The Greens have been so disciplined in disclosing how they’ll use tax to pay for their policy programme, that Mr Kerr would regard them as model students and seat them at the front of class.
A 2.5% Wealth Tax on net assets worth more than $2 million (minus mortgages and other debt), to be applied on an individual basis (meaning couples = $4 million, net). A Trust Tax of 1.5% so people can’t move their money into a trust to avoid the Wealth Tax. A new top rate of income tax of 45% on income over $180,000.
Like it or not, that is what a costed spending programme looks like.

And here, too, Act are resolutely matter of fact about how they’ll pay for their policy programmes.

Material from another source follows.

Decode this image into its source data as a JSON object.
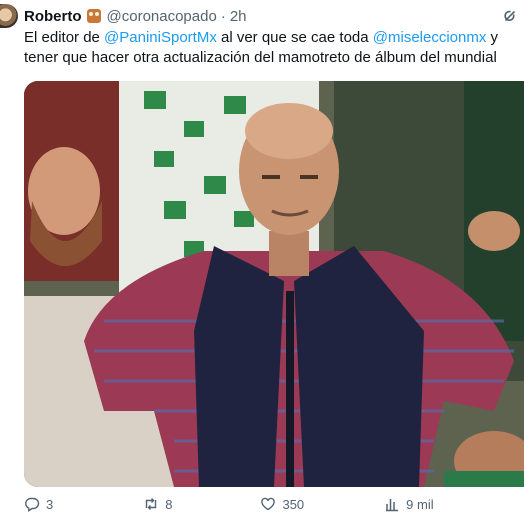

Brutally so.
“ACT’s fully costed alternative budget”, the Party thunders, “reduces spending by $38 billion over four years, without touching frontline services.”
(If frontline services believes that, by the way, I’ve got some moon rock to sell them.)
ACT will:
• Reduce the size of the public service to 2017 levels
• Scrap wasteful and ineffective schemes like the Clean Car Discount and Climate Emergency Response Fund spending
• Abolish demographic ministries
• End corporate welfare policies
There are two responses to this.
Firstly, that it’s admirable to see a party saying, explicitly, what they’ll cut.
Secondly, that there’s a striking absence of empathy in the unacknowledged number of job losses this must entail.
David Seymour is one of those politicians whose skin gets thicker the more the joke is on people who aren’t like him.
On Thursday afternoon, he told Newstalk ZB: "We'd send a guy called Guy Fawkes in there (the Ministry for Pacific Peoples) and it would be all over."
This is the “abolish demographic ministries” part of their spending reductions.
He later said it was a joke.
It was funny in the same way a Christmas Cracker joke might be, if the Christmas Cracker was made by the KKK.
But given that, in the world’s largest Pasifika city (Auckland), the Epsom electorate’s population is only 2.8% “Pacific Peoples”, it’s possible David Seymour has never actually met any.
And so here we find ourselves, with Act and the Greens, however much you may disagree with one or both of them, and however much David Seymour sometimes behaves like one of those little boys who likes to say “poos and wees” at a family Christmas lunch, treating their constituencies like they might actually want them to stand for things and to explain how they’ll pay for them.
While Labour and National pull something small and white out of a hat and shout – LOOK, BETH, A RABBIT!
(Act, of course, would kill the rabbit and serve it in mustard sauce. Lapin à la Moutarde. They’d vote for that in Epsom.)
There’s time, of course. Parliament’s still sitting. The campaign proper hasn’t even started.
Costings, meaningful policy, transformative leadership, calculated and admirable risk, a determination to not punch down. It’s all yet to come. Isn’t it?